Accueil du siteRendez-vous à Onex : Où, quand, qui et pourquoi ? Ils l’ont dit...
Trois femmes à la table ovale au Tea-room "Les Fougères"

Entretien fait le 18 novembre 2008 au tea-room, vers 10h30. Elles étaient trois et habitent depuis 43 et 35 ans à Onex. La troisième y a habité pendant 20 ans. Elles ont 65, 68 et 76 ans.

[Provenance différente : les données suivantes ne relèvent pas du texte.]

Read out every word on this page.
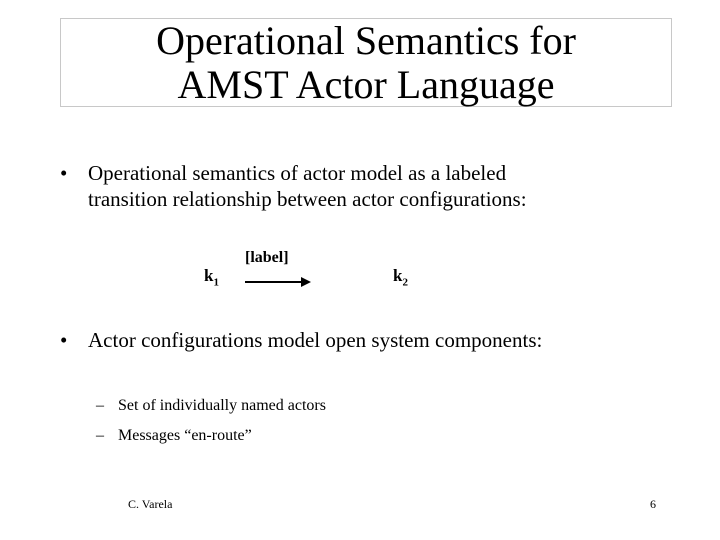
Operational Semantics for
AMST Actor Language
• Operational semantics of actor model as a labeled
transition relationship between actor configurations:
$k_1$
[label]
$k_2$
• Actor configurations model open system components:
– Set of individually named actors
– Messages “en-route”
C. Varela	6
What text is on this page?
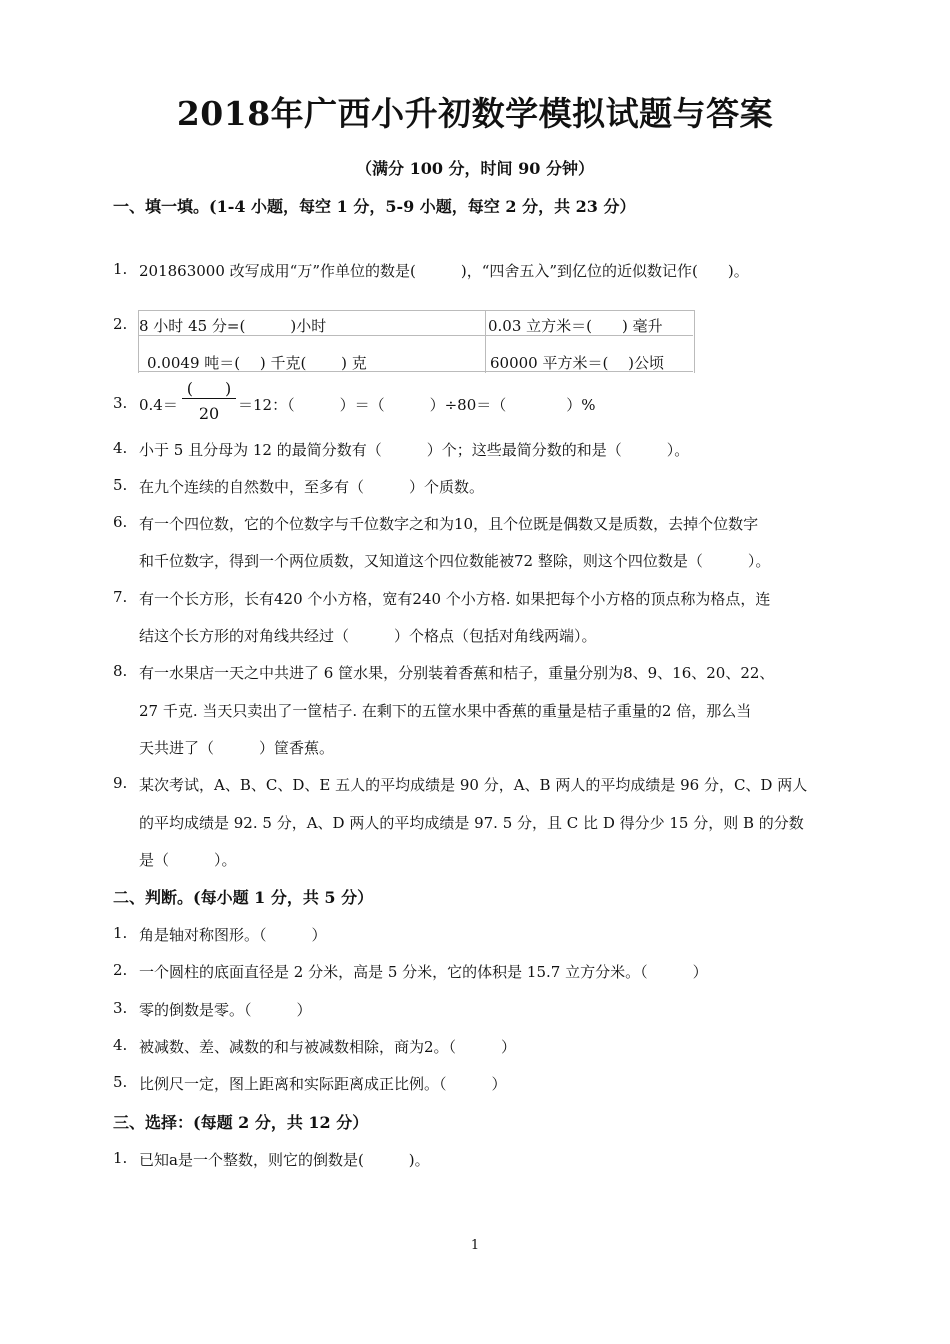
2018年广西小升初数学模拟试题与答案
（满分 100 分，时间 90 分钟）
一、填一填。(1-4 小题，每空 1 分，5-9 小题，每空 2 分，共 23 分）
1. 201863000 改写成用“万”作单位的数是(　　　)，“四舍五入”到亿位的近似数记作(　　)。
2. 8 小时 45 分=(　　　)小时	0.03 立方米＝(　　) 毫升
0.0049 吨＝(　 ) 千克(　　 ) 克	60000 平方米＝(　 )公顷
3. 0.4＝
(　　)
20	＝12：（　　　）＝（　　　）÷80＝（　　　　）%
4. 小于 5 且分母为 12 的最简分数有（　　　）个；这些最简分数的和是（　　　）。
5. 在九个连续的自然数中，至多有（　　　）个质数。
6. 有一个四位数，它的个位数字与千位数字之和为10，且个位既是偶数又是质数，去掉个位数字
和千位数字，得到一个两位质数，又知道这个四位数能被72 整除，则这个四位数是（　　　）。
7. 有一个长方形，长有420 个小方格，宽有240 个小方格. 如果把每个小方格的顶点称为格点，连
结这个长方形的对角线共经过（　　　）个格点（包括对角线两端）。
8. 有一水果店一天之中共进了 6 筐水果，分别装着香蕉和桔子，重量分别为8、9、16、20、22、
27 千克. 当天只卖出了一筐桔子. 在剩下的五筐水果中香蕉的重量是桔子重量的2 倍，那么当
天共进了（　　　）筐香蕉。
9. 某次考试，A、B、C、D、E 五人的平均成绩是 90 分，A、B 两人的平均成绩是 96 分，C、D 两人
的平均成绩是 92. 5 分，A、D 两人的平均成绩是 97. 5 分，且 C 比 D 得分少 15 分，则 B 的分数
是（　　　）。
二、判断。(每小题 1 分，共 5 分）
1. 角是轴对称图形。（　　　）
2. 一个圆柱的底面直径是 2 分米，高是 5 分米，它的体积是 15.7 立方分米。（　　　）
3. 零的倒数是零。（　　　）
4. 被减数、差、减数的和与被减数相除，商为2。（　　　）
5. 比例尺一定，图上距离和实际距离成正比例。（　　　）
三、选择：(每题 2 分，共 12 分）
1. 已知a是一个整数，则它的倒数是(　　　)。
1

Elle était dans un appartement subventionné, mais comme elle gagnait trop, l’appartement était surtaxé. Du coup, elle n’arrivait plus à l’assumer. Elle a dû déménager en ville, sinon, elle serait restée. Cependant, elle revient une à deux fois par semaine pour boire le café avec ses copines. Il lui arrive de tourner une demi heure avec sa voiture dans le parking pour pouvoir trouver une place, des fois sans succès. Dans ce cas, elle rentre chez elle sans prendre de café !

Elle préférerait rencontrer ses copines à la Coop, mais il faut se servir soi-même. Il leur arrive d’être jusqu’à 10 personnes, donc le temps que tout le monde soit servi, le café est froid.

"Par les temps qui courent, le plus important est d’avoir un toit sur la tête, peu importe où. C’est le plus important. On a plus le luxe de se demander si on aime ou on n’aime pas le lieu dans lequel on habite."

En ce qui concerne les activités, elles sont friandes de tout ce qui est en place pour les aînés : Vélo, marche à pied, promenades, skis, mots-croisés, broderie, "bonne bouffe". L’une d’elle fait même du bénévolat chez les pompiers (son mari est pompier). "C’est très heureux qu’il y aie des tas de trucs".

Elles reviennent sur le thème des logements et sur le fait qu’il y a beaucoup de "cas sociaux" à Onex. Le problème étant dans le fait que ces derniers ne permettent pas d’entrées fiscales, donc coûtent chers à la commune et à leurs impôts.

Leur rendez-vous est plutôt informel. Elles savent qu’elles peuvent passer au tea-room et qu’il y aura quelqu’un. Mais seulement le matin entre 10h et 11h ! Cela fait plus de 20 ans qu’elles viennent entre copines dans ce tea-room. L’une d’elles vient tous les matins en vélo ("ma bicyclette, c’est sacré !"). Elles ne viennent pas pour le café puisqu’il n’est pas bon, c’est juste "ici et pas ailleurs", par habitude ! Elles ont également assisté à plusieurs changements de patrons, mais restent fidèles au poste. D’ailleurs, si le patron n’était pas gentil, elles le lui feraient comprendre et le feraient partir !

Lorsque cet endroit est fermé, c’est toujours un problème. "Par exemple le dimanche, on ne peut pas se rencontrer, nous n’avons nulle part où aller."